La Main de l’autre, pour remettre l’Homme debout 23/04/10

La Main de l’autre, pour remettre l’Homme debout

Depuis 2005, La Main de l’autre vient en aide aux personnes en difficulté autour d’un concept : distribuer les invendus des boulangeries. Deux fois par semaine, les bénévoles de l’association sillonnent l’Est parisien pour récupérer pains, viennoiseries et sandwichs au moment de la fermeture. Le week-end, ils se rendent aussi dans les supermarchés pour collecter des produits alimentaires et d’hygiène donnés par les clients.

« Multireligieuse, laïque et fraternelle »

Le tout est distribué le jeudi sur l’esplanade qui surplombe le parc de Belleville (rue Piat), et le dimanche dans un local prêté par la paroisse Saint-Jean-Baptiste de Belleville (rue de Palestine, dans le 19e arrondissement).

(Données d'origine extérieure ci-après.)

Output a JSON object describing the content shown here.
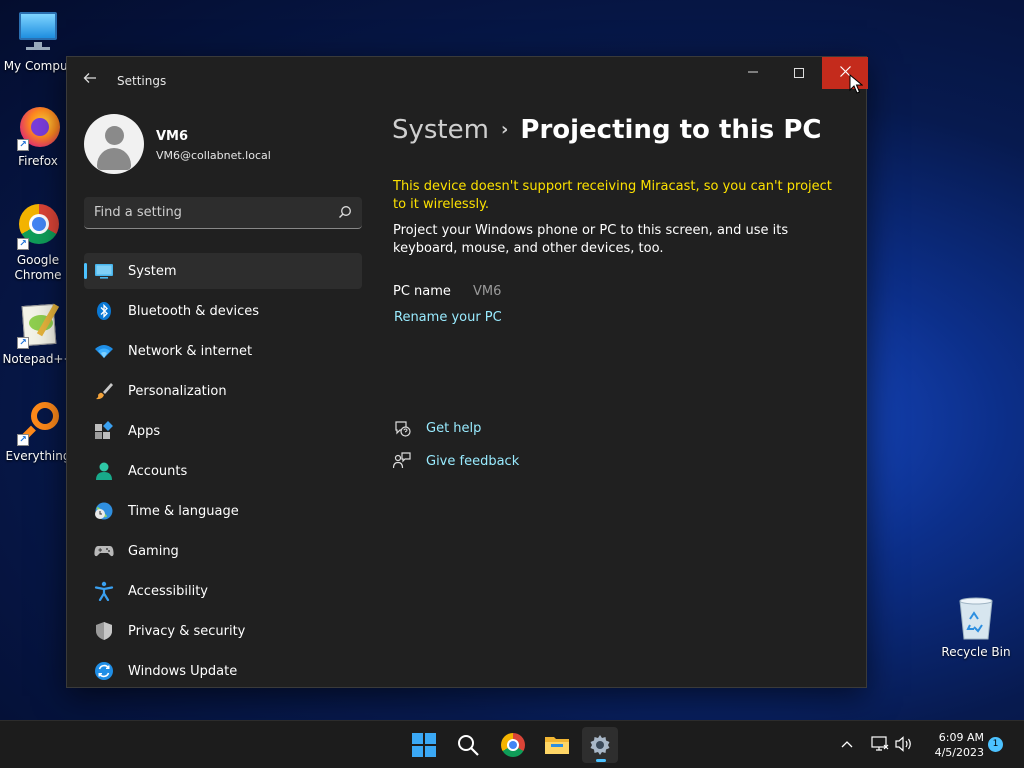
{
  "desktop": {
    "icons": [
      {
        "label": "My Comput"
      },
      {
        "label": "Firefox"
      },
      {
        "label": "Google Chrome"
      },
      {
        "label": "Notepad++"
      },
      {
        "label": "Everything"
      }
    ],
    "recycle_bin": "Recycle Bin"
  },
  "window": {
    "title": "Settings",
    "controls": {
      "minimize": "—",
      "close": "✕"
    }
  },
  "profile": {
    "name": "VM6",
    "email": "VM6@collabnet.local"
  },
  "search": {
    "placeholder": "Find a setting"
  },
  "nav": {
    "items": [
      {
        "label": "System",
        "icon": "monitor-icon",
        "active": true
      },
      {
        "label": "Bluetooth & devices",
        "icon": "bluetooth-icon"
      },
      {
        "label": "Network & internet",
        "icon": "wifi-icon"
      },
      {
        "label": "Personalization",
        "icon": "brush-icon"
      },
      {
        "label": "Apps",
        "icon": "apps-icon"
      },
      {
        "label": "Accounts",
        "icon": "accounts-icon"
      },
      {
        "label": "Time & language",
        "icon": "clock-globe-icon"
      },
      {
        "label": "Gaming",
        "icon": "controller-icon"
      },
      {
        "label": "Accessibility",
        "icon": "accessibility-icon"
      },
      {
        "label": "Privacy & security",
        "icon": "shield-icon"
      },
      {
        "label": "Windows Update",
        "icon": "update-icon"
      }
    ]
  },
  "main": {
    "breadcrumb": {
      "parent": "System",
      "separator": "›",
      "current": "Projecting to this PC"
    },
    "warning": "This device doesn't support receiving Miracast, so you can't project to it wirelessly.",
    "description": "Project your Windows phone or PC to this screen, and use its keyboard, mouse, and other devices, too.",
    "pc_name_label": "PC name",
    "pc_name_value": "VM6",
    "rename_link": "Rename your PC",
    "get_help": "Get help",
    "give_feedback": "Give feedback"
  },
  "taskbar": {
    "time": "6:09 AM",
    "date": "4/5/2023",
    "notification_count": "1",
    "tray_chevron": "^"
  },
  "colors": {
    "accent": "#4cc2ff",
    "warning": "#fce100",
    "link": "#99ebff",
    "close_red": "#c42b1c"
  }
}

A l’église Notre-Dame-de-la-Croix de Ménilmontant, l’association dispose également d’un local où elle entrepose le fruit de ses collectes entre deux distributions.

De nombreux bénévoles sont croyants et l’église catholique soutient activement La Main de l’autre, mais l’association se veut « multireligieuse, laïque et fraternelle », comme l’explique son président Georges Zokou. « Ce qui me motive c’est la foi, mais chacun vient avec ses raisons. La générosité ce n’est pas une question de religion. »

Eloi, un jeune artiste de Ménilmontant, vient ainsi régulièrement donner un coup de main. Une manière de sortir de chez lui sans forcément rester cloisonné dans le milieu qu’il fréquente, un peu trop bobo à son goût. « Je ne suis pas croyant, mais j’habite juste en face du local de Notre-Dame-de-la-Croix. Un jour j’ai croisé les bénévoles de l’association et j’ai proposé mon aide. Ça m’apporte cent fois plus que ce que je donne. »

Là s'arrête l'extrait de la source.